The recording is significant, said Mark Davidson, the senior director of archives and exhibitions at the Bob Dylan Center in Tulsa, Okla., because it documents a performance by someone on the cusp of fame and before he fully developed his own inimitable style.
“He’s still sort of in that Woody Guthrie jukebox phase,” Davidson said.
Richard F. Thomas, a classics professor at Harvard University and the author of “Why Bob Dylan Matters,” said that at the time of the Gaslight show, Dylan was a “young genius committed to his art and his performance” but who was “still trying to make it.”
It was indeed a seminal time for Dylan. Days after that performance, he met John Hammond, a producer and talent scout, often credited with discovering Dylan. And just weeks later in The New York Times, the critic Robert Shelton described Dylan as “a bright new face in folk music,” a “cross between a choir boy and a beatnik” who performed with “originality and inspiration.” Within a month Dylan had signed with Columbia Records.

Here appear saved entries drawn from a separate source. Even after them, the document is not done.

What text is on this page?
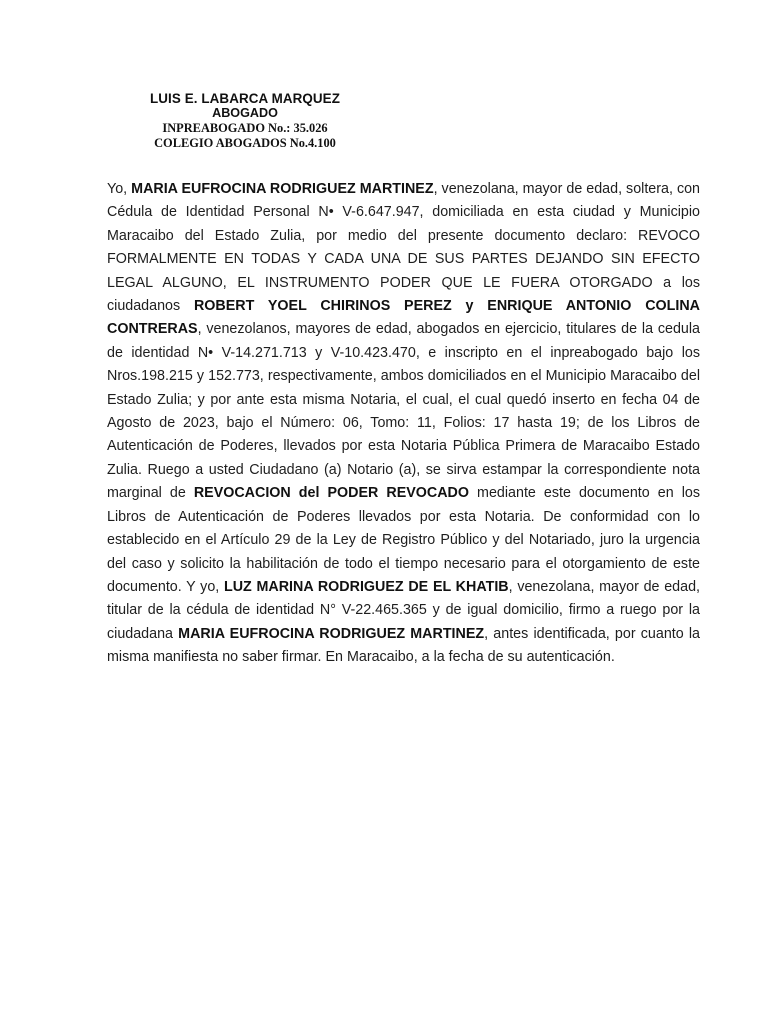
LUIS E. LABARCA MARQUEZ
ABOGADO
INPREABOGADO No.: 35.026
COLEGIO ABOGADOS No.4.100

Yo, MARIA EUFROCINA RODRIGUEZ MARTINEZ, venezolana, mayor de edad, soltera, con Cédula de Identidad Personal N• V-6.647.947, domiciliada en esta ciudad y Municipio Maracaibo del Estado Zulia, por medio del presente documento declaro: REVOCO FORMALMENTE EN TODAS Y CADA UNA DE SUS PARTES DEJANDO SIN EFECTO LEGAL ALGUNO, EL INSTRUMENTO PODER QUE LE FUERA OTORGADO a los ciudadanos ROBERT YOEL CHIRINOS PEREZ y ENRIQUE ANTONIO COLINA CONTRERAS, venezolanos, mayores de edad, abogados en ejercicio, titulares de la cedula de identidad N• V-14.271.713 y V-10.423.470, e inscripto en el inpreabogado bajo los Nros.198.215 y 152.773, respectivamente, ambos domiciliados en el Municipio Maracaibo del Estado Zulia; y por ante esta misma Notaria, el cual, el cual quedó inserto en fecha 04 de Agosto de 2023, bajo el Número: 06, Tomo: 11, Folios: 17 hasta 19; de los Libros de Autenticación de Poderes, llevados por esta Notaria Pública Primera de Maracaibo Estado Zulia. Ruego a usted Ciudadano (a) Notario (a), se sirva estampar la correspondiente nota marginal de REVOCACION del PODER REVOCADO mediante este documento en los Libros de Autenticación de Poderes llevados por esta Notaria. De conformidad con lo establecido en el Artículo 29 de la Ley de Registro Público y del Notariado, juro la urgencia del caso y solicito la habilitación de todo el tiempo necesario para el otorgamiento de este documento. Y yo, LUZ MARINA RODRIGUEZ DE EL KHATIB, venezolana, mayor de edad, titular de la cédula de identidad N° V-22.465.365 y de igual domicilio, firmo a ruego por la ciudadana MARIA EUFROCINA RODRIGUEZ MARTINEZ, antes identificada, por cuanto la misma manifiesta no saber firmar. En Maracaibo, a la fecha de su autenticación.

Thal said that she met Dylan soon after he arrived in New York, through her husband, the folk singer Dave Van Ronk, whom Dylan admired while growing up in Minnesota. For a while, Thal said, Dylan was a regular visitor to their home in Manhattan, where he wrote and practiced early versions of “Talkin’ Bear Mountain Picnic Massacre Blues.” That song, Davidson said, was inspired by a newspaper clipping about an ill-fated boat trip that Noel Paul Stookey, a member of Peter, Paul and Mary, gave to Dylan.